Anonymous More than 1 year ago
BeverlyMeyerson More than 1 year ago
I found Outsmarting Overeating by Karen R. Koenig so engaging that it was difficult to put down.  It’s a must-read for anyone who has eating issues.   The book is easy to read, presented in a relaxed style with humor. It is chock full of Karen’s expert advice, supported by scientific research and useful examples.   Even though food and eating is discussed in each chapter, the focus of the book is more about developing 8 critical life skills, including Handling Emotions, Problem Solving and Critical Thinking, and Self-Regulation. These life skills are then integrated into “normal” eating showing the reader, in detail, how applying these skills will improve their relationship with food.  Two important messages of the book are:  Be kind and compassionate to yourself.  And remember to take baby steps as you begin to think differently about eating, fitness and lifestyle. This book is a gold mine of information for anyone who needs guidance regulating their eating habits. 

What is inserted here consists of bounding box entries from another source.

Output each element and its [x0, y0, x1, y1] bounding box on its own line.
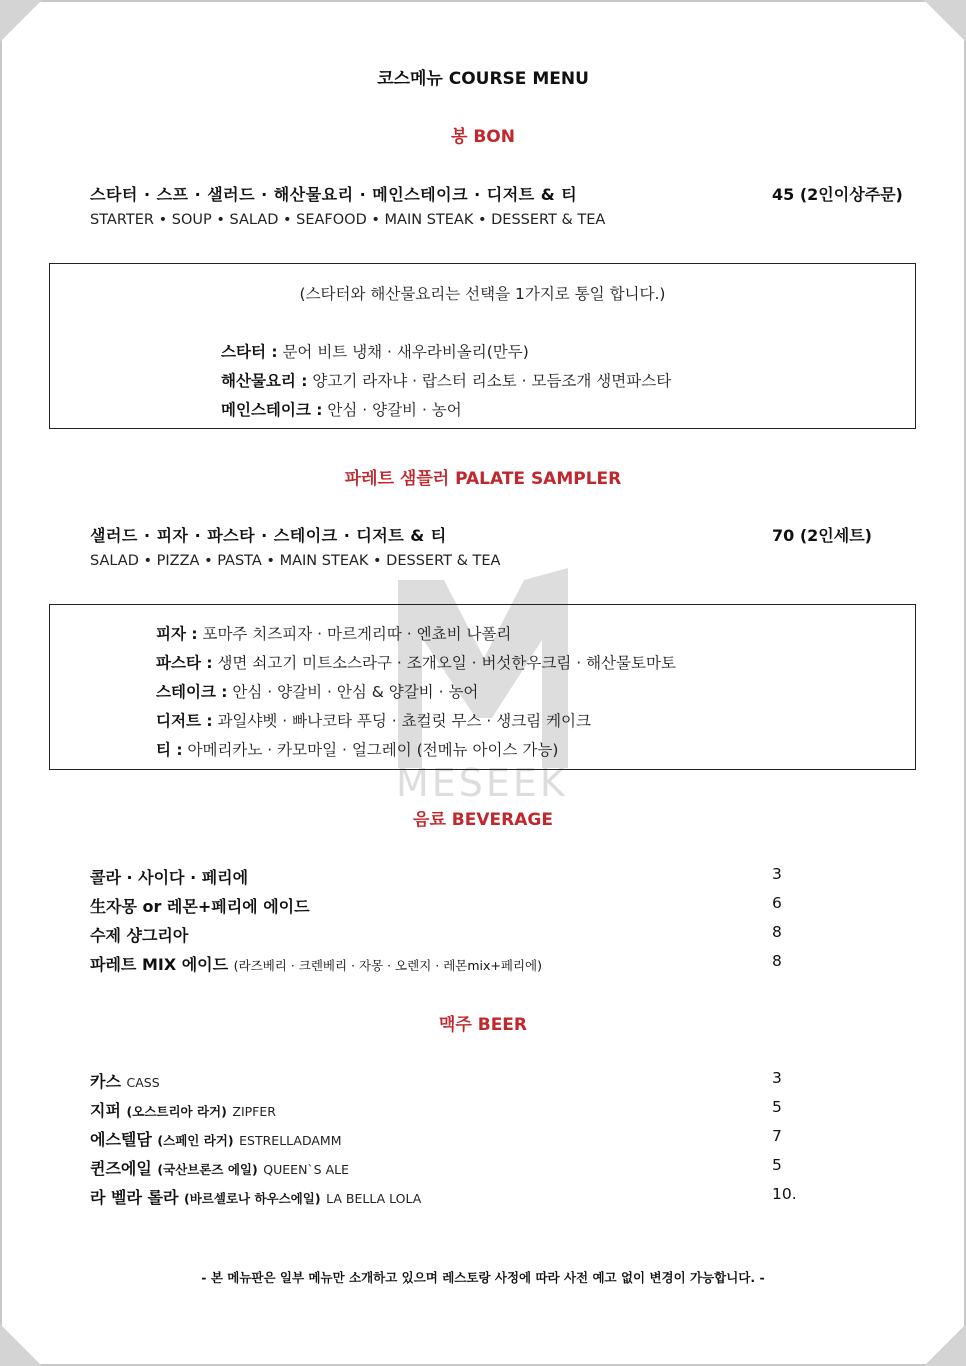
beverage-item: 生자몽 or 레몬+페리에 에이드: [90, 897, 310, 916]
beverage-price: 6: [772, 894, 782, 912]
beverage-price: 3: [772, 865, 782, 883]
palate-line-pizza: 피자 : 포마주 치즈피자 · 마르게리따 · 엔쵸비 나폴리: [156, 625, 512, 643]
bon-detail-box: [49, 263, 916, 429]
beer-price: 5: [772, 1098, 782, 1116]
course-palate-ko: 샐러드 · 피자 · 파스타 · 스테이크 · 디저트 & 티: [90, 526, 447, 545]
section-title-beverage: 음료 BEVERAGE: [413, 810, 553, 830]
section-title-bon: 봉 BON: [451, 127, 515, 147]
palate-line-steak: 스테이크 : 안심 · 양갈비 · 안심 & 양갈비 · 농어: [156, 683, 479, 701]
beverage-price: 8: [772, 952, 782, 970]
svg-text:MESEEK: MESEEK: [396, 761, 568, 800]
beer-price: 10.: [772, 1185, 797, 1203]
beer-price: 7: [772, 1127, 782, 1145]
beverage-item: 수제 샹그리아: [90, 926, 189, 945]
beer-item: 지퍼 (오스트리아 라거) ZIPFER: [90, 1101, 276, 1120]
section-title-beer: 맥주 BEER: [438, 1015, 528, 1035]
bon-line-main-steak: 메인스테이크 : 안심 · 양갈비 · 농어: [221, 401, 462, 419]
beer-item: 라 벨라 롤라 (바르셀로나 하우스에일) LA BELLA LOLA: [90, 1188, 422, 1207]
beer-price: 3: [772, 1069, 782, 1087]
bon-note: (스타터와 해산물요리는 선택을 1가지로 통일 합니다.): [299, 285, 666, 303]
beer-item: 퀸즈에일 (국산브론즈 에일) QUEEN`S ALE: [90, 1159, 350, 1178]
beverage-item: 콜라 · 사이다 · 페리에: [90, 868, 249, 887]
palate-line-pasta: 파스타 : 생면 쇠고기 미트소스라구 · 조개오일 · 버섯한우크림 · 해산물토마토: [156, 654, 676, 672]
palate-line-dessert: 디저트 : 과일샤벳 · 빠나코타 푸딩 · 쵸컬릿 무스 · 생크림 케이크: [156, 712, 592, 730]
corner-decoration: [0, 0, 42, 42]
course-palate-price: 70 (2인세트): [772, 526, 872, 545]
beverage-item: 파레트 MIX 에이드 (라즈베리 · 크렌베리 · 자몽 · 오렌지 · 레몬mix+페리에): [90, 955, 542, 974]
page-title: 코스메뉴 COURSE MENU: [377, 69, 589, 89]
corner-decoration: [0, 1324, 42, 1366]
bon-line-seafood: 해산물요리 : 양고기 라자냐 · 랍스터 리소토 · 모듬조개 생면파스타: [221, 372, 672, 390]
course-bon-ko: 스타터 · 스프 · 샐러드 · 해산물요리 · 메인스테이크 · 디저트 & 티: [90, 185, 578, 204]
course-bon-en: STARTER • SOUP • SALAD • SEAFOOD • MAIN STEAK • DESSERT & TEA: [90, 212, 606, 228]
corner-decoration: [924, 0, 966, 42]
beverage-item-note: (라즈베리 · 크렌베리 · 자몽 · 오렌지 · 레몬mix+페리에): [233, 958, 542, 973]
palate-detail-box: [49, 604, 916, 770]
beer-item: 에스텔담 (스페인 라거) ESTRELLADAMM: [90, 1130, 342, 1149]
section-title-palate: 파레트 샘플러 PALATE SAMPLER: [344, 469, 622, 489]
course-bon-price: 45 (2인이상주문): [772, 185, 903, 204]
footer-notice: - 본 메뉴판은 일부 메뉴만 소개하고 있으며 레스토랑 사정에 따라 사전 예고 없이 변경이 가능합니다. -: [201, 1270, 765, 1285]
palate-line-tea: 티 : 아메리카노 · 카모마일 · 얼그레이 (전메뉴 아이스 가능): [156, 741, 559, 759]
bon-line-starter: 스타터 : 문어 비트 냉채 · 새우라비올리(만두): [221, 343, 529, 361]
beverage-price: 8: [772, 923, 782, 941]
beer-price: 5: [772, 1156, 782, 1174]
beer-item: 카스 CASS: [90, 1072, 160, 1091]
course-palate-en: SALAD • PIZZA • PASTA • MAIN STEAK • DESSERT & TEA: [90, 553, 501, 569]
corner-decoration: [924, 1324, 966, 1366]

SheriNewton More than 1 year ago
Outsmarting Overeating by Karen R. Koenig is an excellent resource for people who need help with overeating. This book will help you with tips and tricks on what to do instead of eating when you are stressed, sad, angry, happy, or any emotion you are having that would trigger you to grab food. If you or someone you know needs help with this, be sure to check out this book! Outsmarting Overeating is a book that provides comfort without the extra calories. This author has thirty years of experience helping people with their weight struggles and learning how to use something other than food to help with emotions. She doesn’t promise that this book or tips included in it will happen and work for you overnight, it will take time, and commitment on your part to actually put them to use, but if you do, big changes can happen and that scale you step onto each morning can slowly start to go back down. Worth trying? I think so!  This is a great resource for people who overeat, I definitely recommend it to people who have problems with this.  * Thank you to the publisher of Outsmarting Overeating, New World Library, for providing me with a copy of this book for review. All opinions expressed are my own.